I can't help you with the miter gears but I have to say that you got one heck of a deal on that lathe and you did a great job with the cleanup.  Nicely done!  

Matt


----------



## Metalmann (Nov 21, 2012)

Nice looking machine!



Check Ebay for gears, I see a lot of different parts for those machines from time to time.


----------



## Round in circles (Aug 30, 2014)

That's looking good and an absolute stead for $ 25 USD 

Curious nosey folk want to know  .....

How many teeth on the thread count gear please  & what is the diameter ?  
 Mine being a cheap UK war stock Sphere model is made of alloy held together with what looks like ancient araldite and has some teeth missing,  I'd like to see If I can get a brass or steel one from a German company who has a massive range of such things .

 I like the bed tray that the lathe sits on m did you make it or did it come with the heap of scrap?


Do you have a picture of just the tray ? Can you reference it to a workshop mug and or  a 1" AF nut etc. 


 I have a pal this side of the pond who may make one for me in bright steel sheet if I can send him a good picture and some basic dimensions .


When you took out the headstock indexing pin was it a ball bearing or a plunger that sat in the top of the spring ?

Can you post a picture of exactly how the tool post is mounted on the compound slide.... I have the feeling that there should be a 1/4 thick by 3 inches long plate that occupies the full width of the compound slide " T " grove and that the post screw fits through it to screw into the actual post upright . 
( There appears to be some damage on mine  to the to the underside shoulders of the slot  where someone has used a scrap bin bolt to make their own tool clamp plate  post  )

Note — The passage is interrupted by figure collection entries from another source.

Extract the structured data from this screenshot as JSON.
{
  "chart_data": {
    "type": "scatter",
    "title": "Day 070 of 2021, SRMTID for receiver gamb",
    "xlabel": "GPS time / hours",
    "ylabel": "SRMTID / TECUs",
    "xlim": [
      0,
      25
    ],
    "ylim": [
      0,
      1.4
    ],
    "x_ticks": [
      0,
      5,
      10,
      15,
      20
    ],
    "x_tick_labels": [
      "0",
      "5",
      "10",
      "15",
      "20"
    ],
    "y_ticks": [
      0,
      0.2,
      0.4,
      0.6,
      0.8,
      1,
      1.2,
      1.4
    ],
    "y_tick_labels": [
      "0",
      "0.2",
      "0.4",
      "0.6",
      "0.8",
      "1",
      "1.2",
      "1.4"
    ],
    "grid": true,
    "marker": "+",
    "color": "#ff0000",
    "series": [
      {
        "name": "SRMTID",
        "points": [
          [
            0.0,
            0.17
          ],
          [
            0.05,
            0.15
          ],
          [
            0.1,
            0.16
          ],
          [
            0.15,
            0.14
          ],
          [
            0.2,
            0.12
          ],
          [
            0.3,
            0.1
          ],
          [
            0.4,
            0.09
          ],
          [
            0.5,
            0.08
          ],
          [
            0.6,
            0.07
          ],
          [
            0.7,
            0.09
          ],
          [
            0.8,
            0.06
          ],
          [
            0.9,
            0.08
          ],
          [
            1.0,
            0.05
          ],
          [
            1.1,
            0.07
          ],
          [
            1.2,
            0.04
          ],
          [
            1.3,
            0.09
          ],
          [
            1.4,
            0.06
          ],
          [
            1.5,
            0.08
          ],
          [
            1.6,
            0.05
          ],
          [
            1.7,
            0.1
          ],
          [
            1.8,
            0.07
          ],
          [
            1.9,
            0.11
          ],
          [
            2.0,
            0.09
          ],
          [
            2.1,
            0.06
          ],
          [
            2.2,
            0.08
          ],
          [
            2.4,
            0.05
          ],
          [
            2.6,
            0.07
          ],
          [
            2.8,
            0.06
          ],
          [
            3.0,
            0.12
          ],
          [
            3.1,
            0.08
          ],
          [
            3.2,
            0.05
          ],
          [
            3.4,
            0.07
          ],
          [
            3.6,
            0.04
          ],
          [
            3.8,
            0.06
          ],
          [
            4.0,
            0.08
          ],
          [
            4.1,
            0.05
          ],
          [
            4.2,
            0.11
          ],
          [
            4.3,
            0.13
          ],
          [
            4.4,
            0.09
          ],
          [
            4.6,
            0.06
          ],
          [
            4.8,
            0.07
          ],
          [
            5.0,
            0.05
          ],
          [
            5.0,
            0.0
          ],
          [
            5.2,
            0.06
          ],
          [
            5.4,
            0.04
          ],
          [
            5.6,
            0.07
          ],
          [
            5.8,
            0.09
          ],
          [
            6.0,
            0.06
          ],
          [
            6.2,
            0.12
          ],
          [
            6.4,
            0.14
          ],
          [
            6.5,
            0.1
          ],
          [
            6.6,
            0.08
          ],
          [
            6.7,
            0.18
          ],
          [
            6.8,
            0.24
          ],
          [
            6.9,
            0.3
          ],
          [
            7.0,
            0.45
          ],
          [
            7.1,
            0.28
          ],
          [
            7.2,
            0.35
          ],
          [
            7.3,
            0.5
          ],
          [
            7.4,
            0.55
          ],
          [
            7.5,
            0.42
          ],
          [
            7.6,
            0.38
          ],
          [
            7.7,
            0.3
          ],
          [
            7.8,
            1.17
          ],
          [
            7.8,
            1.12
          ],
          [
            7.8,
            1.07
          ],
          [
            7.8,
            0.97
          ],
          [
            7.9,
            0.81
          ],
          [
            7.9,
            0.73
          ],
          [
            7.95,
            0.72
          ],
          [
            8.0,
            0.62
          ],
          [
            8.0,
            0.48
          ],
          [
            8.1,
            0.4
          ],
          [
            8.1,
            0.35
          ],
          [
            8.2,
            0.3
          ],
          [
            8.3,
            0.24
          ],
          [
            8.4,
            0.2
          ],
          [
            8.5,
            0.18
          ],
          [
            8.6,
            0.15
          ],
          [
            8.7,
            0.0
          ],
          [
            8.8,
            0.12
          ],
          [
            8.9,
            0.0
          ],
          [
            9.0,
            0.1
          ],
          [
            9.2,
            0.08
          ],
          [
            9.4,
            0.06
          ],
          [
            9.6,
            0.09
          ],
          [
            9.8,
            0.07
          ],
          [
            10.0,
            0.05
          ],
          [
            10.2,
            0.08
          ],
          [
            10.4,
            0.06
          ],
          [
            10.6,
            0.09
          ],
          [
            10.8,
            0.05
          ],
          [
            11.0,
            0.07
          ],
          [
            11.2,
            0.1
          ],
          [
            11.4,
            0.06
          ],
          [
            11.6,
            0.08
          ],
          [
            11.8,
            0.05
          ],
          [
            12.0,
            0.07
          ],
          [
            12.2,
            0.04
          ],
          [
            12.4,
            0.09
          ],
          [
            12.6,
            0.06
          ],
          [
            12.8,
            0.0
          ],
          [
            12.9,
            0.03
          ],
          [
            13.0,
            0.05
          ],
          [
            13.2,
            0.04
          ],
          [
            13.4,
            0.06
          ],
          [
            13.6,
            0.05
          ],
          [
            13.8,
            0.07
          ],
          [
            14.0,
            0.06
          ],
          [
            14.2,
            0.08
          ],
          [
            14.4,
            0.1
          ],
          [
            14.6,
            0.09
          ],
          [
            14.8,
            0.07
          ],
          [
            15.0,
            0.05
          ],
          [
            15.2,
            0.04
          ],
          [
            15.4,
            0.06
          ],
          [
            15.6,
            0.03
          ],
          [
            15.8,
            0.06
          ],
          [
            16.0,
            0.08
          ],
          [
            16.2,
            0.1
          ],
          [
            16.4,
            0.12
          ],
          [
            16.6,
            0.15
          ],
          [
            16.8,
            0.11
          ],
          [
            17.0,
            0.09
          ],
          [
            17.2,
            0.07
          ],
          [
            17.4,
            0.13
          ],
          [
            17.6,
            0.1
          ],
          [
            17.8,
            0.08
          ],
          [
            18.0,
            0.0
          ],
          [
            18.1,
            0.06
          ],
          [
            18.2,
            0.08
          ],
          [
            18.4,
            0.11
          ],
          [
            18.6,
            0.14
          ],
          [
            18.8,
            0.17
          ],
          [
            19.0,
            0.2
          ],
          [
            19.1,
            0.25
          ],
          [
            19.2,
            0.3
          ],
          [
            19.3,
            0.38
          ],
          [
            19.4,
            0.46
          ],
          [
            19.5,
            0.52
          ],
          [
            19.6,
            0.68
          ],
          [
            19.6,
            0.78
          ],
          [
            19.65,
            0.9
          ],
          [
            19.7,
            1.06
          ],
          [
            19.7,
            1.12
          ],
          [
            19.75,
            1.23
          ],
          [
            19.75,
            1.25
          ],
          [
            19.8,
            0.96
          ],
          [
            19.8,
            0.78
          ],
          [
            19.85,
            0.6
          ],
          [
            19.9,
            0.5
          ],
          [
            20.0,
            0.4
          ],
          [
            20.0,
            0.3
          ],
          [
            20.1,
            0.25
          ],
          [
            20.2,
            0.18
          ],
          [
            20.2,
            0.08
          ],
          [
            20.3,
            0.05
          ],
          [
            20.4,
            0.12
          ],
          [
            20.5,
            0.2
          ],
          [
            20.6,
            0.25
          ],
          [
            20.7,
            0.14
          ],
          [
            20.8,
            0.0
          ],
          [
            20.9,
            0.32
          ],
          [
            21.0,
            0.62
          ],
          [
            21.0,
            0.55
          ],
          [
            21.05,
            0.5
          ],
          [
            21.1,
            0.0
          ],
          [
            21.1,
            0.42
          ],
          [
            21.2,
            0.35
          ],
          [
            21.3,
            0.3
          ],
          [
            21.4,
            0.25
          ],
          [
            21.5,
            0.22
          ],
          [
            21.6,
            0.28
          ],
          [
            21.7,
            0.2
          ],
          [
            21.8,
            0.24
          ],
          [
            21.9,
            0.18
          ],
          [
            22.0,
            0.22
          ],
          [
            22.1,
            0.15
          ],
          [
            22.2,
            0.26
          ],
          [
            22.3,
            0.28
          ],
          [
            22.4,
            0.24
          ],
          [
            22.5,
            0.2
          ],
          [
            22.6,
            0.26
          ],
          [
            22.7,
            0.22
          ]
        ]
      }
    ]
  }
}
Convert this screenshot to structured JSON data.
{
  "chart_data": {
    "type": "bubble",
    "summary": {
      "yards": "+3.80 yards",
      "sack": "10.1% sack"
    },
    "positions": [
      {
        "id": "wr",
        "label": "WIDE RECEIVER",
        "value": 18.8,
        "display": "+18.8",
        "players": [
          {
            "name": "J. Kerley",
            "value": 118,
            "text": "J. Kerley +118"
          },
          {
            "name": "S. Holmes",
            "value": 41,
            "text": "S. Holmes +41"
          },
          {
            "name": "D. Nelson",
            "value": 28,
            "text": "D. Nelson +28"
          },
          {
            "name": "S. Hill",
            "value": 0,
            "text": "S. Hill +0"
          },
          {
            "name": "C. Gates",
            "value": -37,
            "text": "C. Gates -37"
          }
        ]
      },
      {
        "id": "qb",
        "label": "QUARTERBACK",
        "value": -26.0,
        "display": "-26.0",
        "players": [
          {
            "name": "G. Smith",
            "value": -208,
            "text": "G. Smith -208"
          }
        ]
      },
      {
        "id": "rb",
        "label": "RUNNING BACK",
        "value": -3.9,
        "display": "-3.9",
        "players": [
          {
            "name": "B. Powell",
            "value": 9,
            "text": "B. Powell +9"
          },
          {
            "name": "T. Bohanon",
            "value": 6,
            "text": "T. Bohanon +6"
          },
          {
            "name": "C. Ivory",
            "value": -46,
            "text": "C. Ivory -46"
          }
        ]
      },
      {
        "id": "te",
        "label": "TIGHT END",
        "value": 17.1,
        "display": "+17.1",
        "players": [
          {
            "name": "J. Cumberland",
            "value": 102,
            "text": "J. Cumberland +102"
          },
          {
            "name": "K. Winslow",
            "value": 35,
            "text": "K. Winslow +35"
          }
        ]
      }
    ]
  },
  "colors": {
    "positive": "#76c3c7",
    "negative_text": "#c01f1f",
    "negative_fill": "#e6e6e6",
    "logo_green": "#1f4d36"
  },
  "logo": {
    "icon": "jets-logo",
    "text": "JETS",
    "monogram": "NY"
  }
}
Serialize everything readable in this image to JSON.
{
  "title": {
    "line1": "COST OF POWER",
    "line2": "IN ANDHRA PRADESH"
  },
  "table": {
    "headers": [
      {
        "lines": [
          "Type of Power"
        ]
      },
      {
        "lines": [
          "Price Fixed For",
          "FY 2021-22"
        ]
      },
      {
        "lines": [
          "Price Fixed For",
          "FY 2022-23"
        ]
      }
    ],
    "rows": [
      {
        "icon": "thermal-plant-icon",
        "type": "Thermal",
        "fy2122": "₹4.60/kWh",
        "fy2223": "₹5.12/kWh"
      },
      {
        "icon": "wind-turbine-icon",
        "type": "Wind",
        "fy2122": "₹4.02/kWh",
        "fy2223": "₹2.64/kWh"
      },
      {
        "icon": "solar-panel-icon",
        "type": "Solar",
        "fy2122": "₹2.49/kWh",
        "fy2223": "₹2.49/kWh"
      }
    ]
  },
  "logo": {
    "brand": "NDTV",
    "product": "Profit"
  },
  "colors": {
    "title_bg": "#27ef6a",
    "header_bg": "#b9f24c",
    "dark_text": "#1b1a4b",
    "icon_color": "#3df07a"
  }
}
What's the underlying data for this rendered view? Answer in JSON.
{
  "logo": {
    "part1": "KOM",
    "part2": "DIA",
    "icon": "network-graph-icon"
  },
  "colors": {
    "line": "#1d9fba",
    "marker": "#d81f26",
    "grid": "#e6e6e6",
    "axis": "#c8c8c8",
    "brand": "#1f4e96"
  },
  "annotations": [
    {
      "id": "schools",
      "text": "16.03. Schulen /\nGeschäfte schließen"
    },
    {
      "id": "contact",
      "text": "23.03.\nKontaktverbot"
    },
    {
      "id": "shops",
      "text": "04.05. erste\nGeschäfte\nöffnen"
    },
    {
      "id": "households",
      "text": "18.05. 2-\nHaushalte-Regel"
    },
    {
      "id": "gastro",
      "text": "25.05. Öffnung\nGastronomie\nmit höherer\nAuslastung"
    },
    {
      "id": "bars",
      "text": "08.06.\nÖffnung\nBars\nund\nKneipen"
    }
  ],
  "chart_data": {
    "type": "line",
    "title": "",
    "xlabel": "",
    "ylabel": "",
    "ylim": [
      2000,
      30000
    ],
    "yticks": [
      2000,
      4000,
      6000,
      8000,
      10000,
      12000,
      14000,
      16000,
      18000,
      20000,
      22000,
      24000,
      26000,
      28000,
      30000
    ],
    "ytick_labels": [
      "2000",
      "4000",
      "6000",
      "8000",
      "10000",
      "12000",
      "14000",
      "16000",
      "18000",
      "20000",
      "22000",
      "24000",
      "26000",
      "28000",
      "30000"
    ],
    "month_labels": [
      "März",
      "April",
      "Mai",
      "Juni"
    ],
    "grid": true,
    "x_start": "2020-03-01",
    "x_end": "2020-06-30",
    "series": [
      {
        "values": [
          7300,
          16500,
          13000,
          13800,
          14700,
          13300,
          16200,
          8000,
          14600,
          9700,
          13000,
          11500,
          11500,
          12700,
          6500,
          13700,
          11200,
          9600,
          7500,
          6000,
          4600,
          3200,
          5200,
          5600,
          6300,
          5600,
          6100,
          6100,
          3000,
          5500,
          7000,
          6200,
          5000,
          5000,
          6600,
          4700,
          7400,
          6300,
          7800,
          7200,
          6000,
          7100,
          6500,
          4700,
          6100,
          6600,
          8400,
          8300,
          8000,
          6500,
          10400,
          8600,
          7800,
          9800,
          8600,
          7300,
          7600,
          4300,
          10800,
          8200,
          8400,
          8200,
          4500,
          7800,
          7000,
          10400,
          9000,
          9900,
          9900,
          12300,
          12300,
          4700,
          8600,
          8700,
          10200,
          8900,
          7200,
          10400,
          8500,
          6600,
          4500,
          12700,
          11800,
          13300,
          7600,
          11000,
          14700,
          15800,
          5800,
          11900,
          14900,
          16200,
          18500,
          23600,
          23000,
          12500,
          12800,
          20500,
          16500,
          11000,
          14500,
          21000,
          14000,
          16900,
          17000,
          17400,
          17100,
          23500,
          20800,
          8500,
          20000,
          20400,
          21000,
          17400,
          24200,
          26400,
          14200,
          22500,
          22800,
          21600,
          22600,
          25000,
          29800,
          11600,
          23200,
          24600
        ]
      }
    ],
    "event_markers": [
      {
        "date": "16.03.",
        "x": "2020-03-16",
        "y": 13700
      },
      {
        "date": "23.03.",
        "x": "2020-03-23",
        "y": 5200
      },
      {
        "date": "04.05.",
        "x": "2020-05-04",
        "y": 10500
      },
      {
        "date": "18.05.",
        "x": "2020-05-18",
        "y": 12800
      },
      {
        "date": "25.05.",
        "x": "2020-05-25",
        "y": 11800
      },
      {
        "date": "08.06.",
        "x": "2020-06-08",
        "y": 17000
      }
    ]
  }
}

 I have hand cut & filed some 2 inch bright steel bar to get the segment that fits nicely into the cupped washer so I can use a 1/2 square tool ,  but because of the damage to the slot have had to abandon the use of the original post and resorted to an old Myford tool clamp plate and a length of threaded studding thread locked into a 1 & 1/4 long " T " nut. that fits in the slot like it was an original fitment .

 If there is an additional plate in the " T"  slot I can perhaps make one up out of bright steel plate and try using some of the many original cutting tools that came with my lathe once I sharpen,  harden and temper them . 

 Thanks
Dave


----------



## EOD1959 (Sep 6, 2014)

Hi Dave,
Sorry to be tardy on getting back to you, life keeps getting in the way.
I am trying to get the photos you asked for, no luck yet (camera and computer don't like each other.) I have taken photos of the tray (Blitz 24"X36' automotive drip pan) they also make a 25x47" pan, and the tool post components. Will do some photos of how it is mounted on the compound. The lock pin on my lathe has a detent ball.  Will get you the info and hopefully  photos of the thread count gear as soon as I can get the camera & computer to agree.

Dennis


----------